It’s May already! Which means the Chelsea Flower Show will be on our TV screens before the end of the month. So pull up an armchair (as all the official tickets are sold out) – here’s what to look out for at this year’s show…
A major campaign for the RHS, Greening Grey Britain aims to reverse the trend in the UK for paving over our front gardens and drives. It also hopes to improve the green space in communal living accommodation (flats and apartments) and inspire more gardens, window boxes and flowers in urban environments.
Paving over front gardens and green areas has been shown to increase the flood risk in local communities and increases the heat in the local area as paved surfaces retain heat. With this in mind the RHS Greening Grey Britain garden will be a show highlight this year – perhaps it might even inspire you to get the pickaxe out on your own paved areas? The garden demonstrates how to grow plants even in challenging locations (akward layouts, vertical walls, small balconies) and make your space welcoming and alive.
In the Fresh Garden catagory, Jack Dunckley’s ‘The Bermuda Triangle’ garden showcases the best of modern design and exotic planting, with a conceptual volcano and abundant foliage. At 23 Jack is also one of the youngest exhibitors and looks set to shake up our ideas about garden design.
Manoj Malde’s garden, ‘Inland Homes: Beneath a Mexican Sky’, is a vibrant and colourful garden which uses the artist Luis Barragan as its inspiration.
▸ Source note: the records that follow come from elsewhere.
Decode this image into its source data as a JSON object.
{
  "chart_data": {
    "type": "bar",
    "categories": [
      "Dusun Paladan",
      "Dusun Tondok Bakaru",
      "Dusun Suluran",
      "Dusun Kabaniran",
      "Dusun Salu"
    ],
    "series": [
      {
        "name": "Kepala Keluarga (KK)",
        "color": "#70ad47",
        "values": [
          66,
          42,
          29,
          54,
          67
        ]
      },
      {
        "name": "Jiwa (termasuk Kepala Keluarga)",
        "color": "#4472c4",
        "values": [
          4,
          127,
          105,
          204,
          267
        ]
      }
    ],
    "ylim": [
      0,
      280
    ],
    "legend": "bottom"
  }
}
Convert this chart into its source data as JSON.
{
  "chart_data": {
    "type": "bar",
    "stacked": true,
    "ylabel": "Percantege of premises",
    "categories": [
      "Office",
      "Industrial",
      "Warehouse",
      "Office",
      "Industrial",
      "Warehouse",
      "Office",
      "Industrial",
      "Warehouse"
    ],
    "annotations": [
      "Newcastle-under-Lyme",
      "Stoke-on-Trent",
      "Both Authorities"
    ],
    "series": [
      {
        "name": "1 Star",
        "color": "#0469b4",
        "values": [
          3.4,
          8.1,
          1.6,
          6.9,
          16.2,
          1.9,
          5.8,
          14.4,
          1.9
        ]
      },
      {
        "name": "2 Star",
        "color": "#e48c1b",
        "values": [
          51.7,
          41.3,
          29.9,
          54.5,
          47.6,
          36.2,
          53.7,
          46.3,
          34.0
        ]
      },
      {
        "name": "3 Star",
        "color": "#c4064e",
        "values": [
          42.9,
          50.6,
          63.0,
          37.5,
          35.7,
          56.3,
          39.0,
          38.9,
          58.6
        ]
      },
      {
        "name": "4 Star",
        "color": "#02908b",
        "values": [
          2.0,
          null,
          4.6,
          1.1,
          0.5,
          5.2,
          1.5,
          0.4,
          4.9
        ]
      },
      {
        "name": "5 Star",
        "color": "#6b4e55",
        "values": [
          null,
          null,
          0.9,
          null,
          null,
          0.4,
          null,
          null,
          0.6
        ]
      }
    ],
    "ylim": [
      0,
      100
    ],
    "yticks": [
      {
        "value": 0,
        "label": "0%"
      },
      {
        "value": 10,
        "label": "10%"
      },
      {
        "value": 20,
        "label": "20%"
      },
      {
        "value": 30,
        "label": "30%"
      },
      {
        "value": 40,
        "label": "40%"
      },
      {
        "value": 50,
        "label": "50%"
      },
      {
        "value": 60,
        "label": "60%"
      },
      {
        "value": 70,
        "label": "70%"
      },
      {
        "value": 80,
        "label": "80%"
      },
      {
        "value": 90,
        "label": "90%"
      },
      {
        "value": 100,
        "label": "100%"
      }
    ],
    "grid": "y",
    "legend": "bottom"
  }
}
Combining drought tolerant planting with bold swathes of wall colour, this arresting and invigorating garden shows British gardeners how to take the plunge with colour.
These small and intricately detailed gardens range this year from the Mediterannean to the Lowestoft coast. The International Boat Building Training College in Lowestoft has made a smaller replica of a 900 year old boat, discovered in the broads in 2013, to celebrate the maritime heritage of the region. The planting reflects the wild and beautiful natural flora of the broads, with rare ferns, meadowsweet and loosestrife contributing to a naturalistic and fluid planting palette.
At Chelsea, pretty much everything is worth tuning-in to see, but some more unusual sights include a show garden with a real beach as well as a Great Pavillion display that shows how plants are adapted to shady conditions. The ‘Delight in the Dark’ exhibit will illuminate visitors about the ways that plants adapt to shade, including iridescent plants.
Burncoose Nurseries will also be highlighting the lesser known work that moths, flies and beetles perform in polinating plants.
Although all the tickets for this year’s show are sold out, there’s still a pretty good view to be had from your sofa, as the camera angles and interview pieces often get right inside the gardens. You might not get the sounds, scents and atmosphere at home, but you’ll avoid the heavy crowds at least.
Chelsea flower show is held from 23rd – 27th May 2017. Hosted across the BBC on various platforms including TV, radio and social media.